16. Che scoperta tremenda per i marinai dell' Argus, queste assi putrefatte
ricoperte di belve umane stravolte.
17. Ma questi resti della Medusa non potevano sfuggire ai cento occhi di
Argus, figlio di Arestor.
POSTFACE
Possiamo considerare le litografie di Lionel Guibout opponendole al
capolavoro di Géricault.
Notiamo prima l'urto provocato dal passaggio della pittura alla litografia.
La differenza è considerabile. Il colore vivifica la materia stessa
dell'opera. Ogni colore possiede il suo significo dal rosa "bonbon"

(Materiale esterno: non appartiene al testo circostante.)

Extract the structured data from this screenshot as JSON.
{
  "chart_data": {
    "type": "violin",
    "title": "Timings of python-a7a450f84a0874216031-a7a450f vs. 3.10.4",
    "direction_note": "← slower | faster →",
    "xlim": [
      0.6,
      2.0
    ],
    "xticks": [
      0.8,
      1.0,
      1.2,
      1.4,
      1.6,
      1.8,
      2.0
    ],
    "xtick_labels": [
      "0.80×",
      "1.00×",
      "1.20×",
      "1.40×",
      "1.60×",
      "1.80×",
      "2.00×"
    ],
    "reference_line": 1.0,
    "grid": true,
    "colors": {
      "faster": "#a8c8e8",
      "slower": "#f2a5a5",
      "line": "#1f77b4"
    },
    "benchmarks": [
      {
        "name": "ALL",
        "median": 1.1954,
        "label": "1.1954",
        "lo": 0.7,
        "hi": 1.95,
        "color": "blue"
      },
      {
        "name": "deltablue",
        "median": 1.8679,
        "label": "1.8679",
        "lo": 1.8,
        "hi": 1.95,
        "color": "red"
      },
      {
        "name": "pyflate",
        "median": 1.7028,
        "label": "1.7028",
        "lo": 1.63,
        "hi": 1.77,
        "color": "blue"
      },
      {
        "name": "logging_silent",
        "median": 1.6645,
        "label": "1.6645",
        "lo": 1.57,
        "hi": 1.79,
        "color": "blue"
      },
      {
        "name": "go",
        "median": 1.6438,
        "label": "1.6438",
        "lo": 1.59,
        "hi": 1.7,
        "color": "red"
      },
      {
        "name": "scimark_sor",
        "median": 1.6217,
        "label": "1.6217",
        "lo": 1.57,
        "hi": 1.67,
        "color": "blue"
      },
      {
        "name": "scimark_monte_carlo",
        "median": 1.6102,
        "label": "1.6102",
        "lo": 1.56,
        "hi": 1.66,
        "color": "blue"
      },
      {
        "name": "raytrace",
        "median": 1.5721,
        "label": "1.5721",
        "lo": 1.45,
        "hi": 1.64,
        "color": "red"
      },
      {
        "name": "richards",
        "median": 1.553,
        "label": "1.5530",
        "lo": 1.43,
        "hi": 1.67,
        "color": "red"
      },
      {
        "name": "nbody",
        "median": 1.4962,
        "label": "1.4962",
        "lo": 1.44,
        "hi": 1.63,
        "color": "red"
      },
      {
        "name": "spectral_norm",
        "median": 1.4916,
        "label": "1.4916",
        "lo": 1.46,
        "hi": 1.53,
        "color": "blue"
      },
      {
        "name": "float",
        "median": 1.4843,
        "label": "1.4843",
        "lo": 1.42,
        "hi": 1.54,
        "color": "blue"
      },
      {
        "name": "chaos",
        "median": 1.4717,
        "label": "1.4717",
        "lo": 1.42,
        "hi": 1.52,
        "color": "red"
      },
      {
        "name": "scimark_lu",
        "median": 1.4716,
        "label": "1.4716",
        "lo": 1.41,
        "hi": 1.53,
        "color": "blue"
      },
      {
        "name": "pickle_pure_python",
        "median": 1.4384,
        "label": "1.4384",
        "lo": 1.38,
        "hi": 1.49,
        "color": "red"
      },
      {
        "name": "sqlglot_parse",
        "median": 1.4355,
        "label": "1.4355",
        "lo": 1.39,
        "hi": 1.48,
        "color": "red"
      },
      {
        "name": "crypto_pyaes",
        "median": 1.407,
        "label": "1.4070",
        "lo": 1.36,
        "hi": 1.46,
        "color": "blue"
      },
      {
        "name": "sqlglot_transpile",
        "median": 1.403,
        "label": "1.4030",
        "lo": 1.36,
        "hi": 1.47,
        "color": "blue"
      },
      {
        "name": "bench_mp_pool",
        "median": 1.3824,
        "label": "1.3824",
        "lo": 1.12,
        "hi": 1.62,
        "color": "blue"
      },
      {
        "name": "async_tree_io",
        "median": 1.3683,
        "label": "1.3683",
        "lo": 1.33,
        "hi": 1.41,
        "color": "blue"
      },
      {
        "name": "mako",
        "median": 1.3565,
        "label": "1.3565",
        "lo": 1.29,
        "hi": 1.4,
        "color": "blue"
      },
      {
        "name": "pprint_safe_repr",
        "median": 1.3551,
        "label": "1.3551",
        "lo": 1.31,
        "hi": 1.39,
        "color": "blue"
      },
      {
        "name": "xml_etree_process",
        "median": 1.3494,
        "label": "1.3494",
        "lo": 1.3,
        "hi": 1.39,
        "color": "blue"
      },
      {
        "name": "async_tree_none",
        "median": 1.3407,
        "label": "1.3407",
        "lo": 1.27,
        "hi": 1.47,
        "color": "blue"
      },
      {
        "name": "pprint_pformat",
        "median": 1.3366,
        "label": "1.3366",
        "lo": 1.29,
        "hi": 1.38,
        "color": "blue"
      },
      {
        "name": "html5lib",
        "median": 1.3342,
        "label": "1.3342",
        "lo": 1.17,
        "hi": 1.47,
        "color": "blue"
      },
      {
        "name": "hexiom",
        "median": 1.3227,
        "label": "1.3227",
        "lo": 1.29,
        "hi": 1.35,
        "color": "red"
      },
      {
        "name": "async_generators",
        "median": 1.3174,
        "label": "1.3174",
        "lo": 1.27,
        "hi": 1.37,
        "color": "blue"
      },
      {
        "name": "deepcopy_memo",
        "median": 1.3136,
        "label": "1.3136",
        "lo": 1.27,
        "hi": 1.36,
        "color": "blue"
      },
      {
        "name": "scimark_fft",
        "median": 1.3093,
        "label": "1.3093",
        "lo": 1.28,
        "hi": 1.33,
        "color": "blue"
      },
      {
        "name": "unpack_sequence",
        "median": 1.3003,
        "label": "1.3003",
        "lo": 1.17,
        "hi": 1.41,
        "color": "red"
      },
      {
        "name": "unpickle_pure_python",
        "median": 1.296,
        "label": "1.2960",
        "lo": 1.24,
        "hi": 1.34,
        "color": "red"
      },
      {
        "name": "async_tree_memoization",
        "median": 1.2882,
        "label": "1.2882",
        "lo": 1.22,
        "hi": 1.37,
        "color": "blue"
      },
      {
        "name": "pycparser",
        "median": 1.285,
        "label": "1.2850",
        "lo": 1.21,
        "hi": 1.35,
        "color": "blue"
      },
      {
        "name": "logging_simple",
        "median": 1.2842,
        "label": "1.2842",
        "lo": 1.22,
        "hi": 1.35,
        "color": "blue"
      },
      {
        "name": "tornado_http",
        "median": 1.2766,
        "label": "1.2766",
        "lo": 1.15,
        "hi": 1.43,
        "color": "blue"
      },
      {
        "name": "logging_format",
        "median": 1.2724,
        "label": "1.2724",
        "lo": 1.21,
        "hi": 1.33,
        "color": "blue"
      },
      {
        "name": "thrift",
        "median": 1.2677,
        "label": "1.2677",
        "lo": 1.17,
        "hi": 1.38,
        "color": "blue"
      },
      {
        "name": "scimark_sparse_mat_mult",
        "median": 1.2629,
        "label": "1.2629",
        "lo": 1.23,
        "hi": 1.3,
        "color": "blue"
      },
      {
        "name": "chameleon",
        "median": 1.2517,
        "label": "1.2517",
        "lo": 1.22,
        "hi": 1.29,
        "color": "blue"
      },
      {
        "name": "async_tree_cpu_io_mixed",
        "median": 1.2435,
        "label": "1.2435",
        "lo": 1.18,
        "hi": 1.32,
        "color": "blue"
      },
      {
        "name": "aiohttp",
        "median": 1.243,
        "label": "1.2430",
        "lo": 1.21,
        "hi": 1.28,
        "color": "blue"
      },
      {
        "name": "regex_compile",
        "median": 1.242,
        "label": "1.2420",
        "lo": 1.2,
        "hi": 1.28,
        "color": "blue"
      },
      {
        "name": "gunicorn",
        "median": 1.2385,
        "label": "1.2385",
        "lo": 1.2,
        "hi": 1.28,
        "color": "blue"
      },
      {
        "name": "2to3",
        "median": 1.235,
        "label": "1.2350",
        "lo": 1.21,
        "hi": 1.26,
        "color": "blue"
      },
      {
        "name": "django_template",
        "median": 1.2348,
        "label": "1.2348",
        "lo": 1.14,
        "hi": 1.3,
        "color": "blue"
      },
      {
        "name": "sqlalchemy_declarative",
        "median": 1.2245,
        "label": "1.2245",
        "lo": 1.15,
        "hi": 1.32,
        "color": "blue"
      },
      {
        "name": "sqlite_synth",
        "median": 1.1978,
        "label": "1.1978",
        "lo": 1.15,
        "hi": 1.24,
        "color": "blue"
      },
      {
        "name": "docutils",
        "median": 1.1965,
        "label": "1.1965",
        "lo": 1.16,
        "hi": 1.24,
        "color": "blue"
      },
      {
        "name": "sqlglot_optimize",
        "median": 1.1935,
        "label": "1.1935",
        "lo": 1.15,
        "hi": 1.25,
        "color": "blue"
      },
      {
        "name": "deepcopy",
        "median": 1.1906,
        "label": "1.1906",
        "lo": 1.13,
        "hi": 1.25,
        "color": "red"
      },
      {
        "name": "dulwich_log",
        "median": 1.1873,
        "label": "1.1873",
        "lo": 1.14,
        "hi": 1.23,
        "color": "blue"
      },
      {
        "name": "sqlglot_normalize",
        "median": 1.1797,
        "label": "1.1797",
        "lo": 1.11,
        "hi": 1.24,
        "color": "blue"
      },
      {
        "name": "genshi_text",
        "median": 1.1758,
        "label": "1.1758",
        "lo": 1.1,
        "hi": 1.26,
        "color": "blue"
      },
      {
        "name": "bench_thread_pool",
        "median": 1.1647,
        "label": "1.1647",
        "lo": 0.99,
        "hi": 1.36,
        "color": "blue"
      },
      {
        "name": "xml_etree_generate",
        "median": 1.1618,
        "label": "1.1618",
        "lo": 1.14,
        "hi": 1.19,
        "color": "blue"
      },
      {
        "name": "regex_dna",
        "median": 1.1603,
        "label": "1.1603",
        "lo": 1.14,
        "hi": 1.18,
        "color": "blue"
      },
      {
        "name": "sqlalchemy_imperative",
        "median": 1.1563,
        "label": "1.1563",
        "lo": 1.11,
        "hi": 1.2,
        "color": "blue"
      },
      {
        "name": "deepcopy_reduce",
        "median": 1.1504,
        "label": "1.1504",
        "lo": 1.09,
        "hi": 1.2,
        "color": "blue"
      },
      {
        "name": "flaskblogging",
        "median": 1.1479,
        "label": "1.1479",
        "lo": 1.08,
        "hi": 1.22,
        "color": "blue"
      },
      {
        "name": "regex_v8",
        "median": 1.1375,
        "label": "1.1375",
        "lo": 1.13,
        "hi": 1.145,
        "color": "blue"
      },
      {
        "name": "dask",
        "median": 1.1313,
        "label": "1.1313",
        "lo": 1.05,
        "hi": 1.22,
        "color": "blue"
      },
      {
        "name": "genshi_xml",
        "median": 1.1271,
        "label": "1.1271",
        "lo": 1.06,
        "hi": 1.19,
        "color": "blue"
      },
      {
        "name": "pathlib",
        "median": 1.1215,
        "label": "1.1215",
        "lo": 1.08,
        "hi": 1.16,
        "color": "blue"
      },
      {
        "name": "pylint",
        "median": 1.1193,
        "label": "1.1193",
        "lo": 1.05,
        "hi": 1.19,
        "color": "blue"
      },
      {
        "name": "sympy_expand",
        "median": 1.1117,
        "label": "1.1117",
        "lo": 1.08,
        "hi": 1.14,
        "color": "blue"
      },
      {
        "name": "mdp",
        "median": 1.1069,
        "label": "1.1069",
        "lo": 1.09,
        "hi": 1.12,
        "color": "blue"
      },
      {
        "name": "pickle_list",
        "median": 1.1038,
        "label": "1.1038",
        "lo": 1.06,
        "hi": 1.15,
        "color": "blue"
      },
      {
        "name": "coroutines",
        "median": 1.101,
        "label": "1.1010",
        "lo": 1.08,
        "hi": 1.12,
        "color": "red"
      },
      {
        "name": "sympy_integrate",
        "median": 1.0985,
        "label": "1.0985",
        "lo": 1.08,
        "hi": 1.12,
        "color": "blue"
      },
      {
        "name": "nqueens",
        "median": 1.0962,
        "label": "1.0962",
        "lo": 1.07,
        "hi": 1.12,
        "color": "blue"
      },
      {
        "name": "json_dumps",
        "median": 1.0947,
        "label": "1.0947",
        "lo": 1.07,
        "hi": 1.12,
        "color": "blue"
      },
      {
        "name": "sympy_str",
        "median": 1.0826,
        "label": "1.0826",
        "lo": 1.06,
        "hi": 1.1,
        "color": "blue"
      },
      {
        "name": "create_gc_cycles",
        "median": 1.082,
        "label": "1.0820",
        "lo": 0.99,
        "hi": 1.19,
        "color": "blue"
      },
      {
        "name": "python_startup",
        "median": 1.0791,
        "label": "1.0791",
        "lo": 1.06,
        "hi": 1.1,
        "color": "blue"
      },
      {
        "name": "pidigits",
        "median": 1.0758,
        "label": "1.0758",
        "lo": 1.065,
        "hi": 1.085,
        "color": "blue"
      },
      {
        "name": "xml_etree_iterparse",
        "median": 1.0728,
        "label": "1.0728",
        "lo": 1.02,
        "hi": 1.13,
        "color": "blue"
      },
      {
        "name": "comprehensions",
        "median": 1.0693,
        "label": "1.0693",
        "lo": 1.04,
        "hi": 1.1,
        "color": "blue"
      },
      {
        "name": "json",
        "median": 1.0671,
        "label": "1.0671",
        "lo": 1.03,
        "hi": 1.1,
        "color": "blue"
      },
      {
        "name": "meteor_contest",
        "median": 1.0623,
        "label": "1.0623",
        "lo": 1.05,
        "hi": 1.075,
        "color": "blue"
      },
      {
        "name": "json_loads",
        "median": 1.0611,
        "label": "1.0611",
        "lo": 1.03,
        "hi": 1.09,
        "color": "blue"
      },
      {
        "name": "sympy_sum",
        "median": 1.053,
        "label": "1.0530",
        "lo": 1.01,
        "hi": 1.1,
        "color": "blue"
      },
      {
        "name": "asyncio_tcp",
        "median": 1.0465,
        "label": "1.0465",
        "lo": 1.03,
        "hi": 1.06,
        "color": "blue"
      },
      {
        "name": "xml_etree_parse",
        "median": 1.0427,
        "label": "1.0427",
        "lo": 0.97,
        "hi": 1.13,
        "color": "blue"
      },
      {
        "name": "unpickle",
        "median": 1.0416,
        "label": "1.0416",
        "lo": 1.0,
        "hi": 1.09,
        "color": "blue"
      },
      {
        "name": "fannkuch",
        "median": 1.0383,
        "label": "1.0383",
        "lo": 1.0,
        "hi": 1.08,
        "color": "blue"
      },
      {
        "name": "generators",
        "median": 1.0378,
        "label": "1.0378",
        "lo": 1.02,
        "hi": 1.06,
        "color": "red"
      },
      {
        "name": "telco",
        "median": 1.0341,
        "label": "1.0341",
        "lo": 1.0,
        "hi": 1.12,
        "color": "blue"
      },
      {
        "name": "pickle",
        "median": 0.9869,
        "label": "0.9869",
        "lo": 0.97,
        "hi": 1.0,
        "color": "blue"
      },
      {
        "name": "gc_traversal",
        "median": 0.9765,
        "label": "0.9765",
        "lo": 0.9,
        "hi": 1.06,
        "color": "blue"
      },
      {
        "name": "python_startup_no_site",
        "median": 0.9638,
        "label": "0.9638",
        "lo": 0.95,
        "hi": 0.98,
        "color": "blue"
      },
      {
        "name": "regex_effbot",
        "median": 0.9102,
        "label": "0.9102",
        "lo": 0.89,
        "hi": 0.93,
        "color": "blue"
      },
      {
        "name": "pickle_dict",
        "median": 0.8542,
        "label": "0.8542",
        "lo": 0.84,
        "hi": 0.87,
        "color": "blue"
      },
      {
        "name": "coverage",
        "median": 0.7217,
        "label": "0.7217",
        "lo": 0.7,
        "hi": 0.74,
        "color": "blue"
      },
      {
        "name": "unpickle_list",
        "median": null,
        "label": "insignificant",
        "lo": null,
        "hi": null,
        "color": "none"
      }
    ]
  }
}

al viola più funesto. L'insieme forma una sinfonia luminosa che esprima lo
soggetto discusso.
Niente di simile per la litografia. Il tratto nero sulla pagina bianca, e
nient' altro, se no qua e là una striscia rossa tale una ferita. E la prova
di verità nell' austerità la più severa.
C'è il movimento pero. E qui che si accumula la forza. Niente di più dinamico
del disegno di Guibout. I suoi personaggi sbocciano d'impulso e di potenza.
Un dinamismo da far paura.
Di uno stesso colpo non è più un quadro d'insieme della famosa zattera che ci
offre ma una seria di viste parziale, quali tanti grandi piani su tale
dettaglio, tale viso, tale episodio. Si esce ebbro di colpi di questa
iconografia forsennata che si apparenta per ritmo a un fumetto.
E un' opera "ricusatore" dell'eternità, che si iscrive
risolutamente nel tempo, nel nostro tempo. Ne adotta il ritmo, il rischio e
il battimento. E questo ancora: si vede bene che allontanandosi della
pittura, la litografia si avvicina alla scultura. Il disegno è, come la
scultura, movimento e presa di possessione dello spazio. Per cio i più grandi
scultori -Falconet, Rodin, Maillol - disegnavano meravigliosamente. In somma
cos' è il disegno? Una scultura a due dimensioni.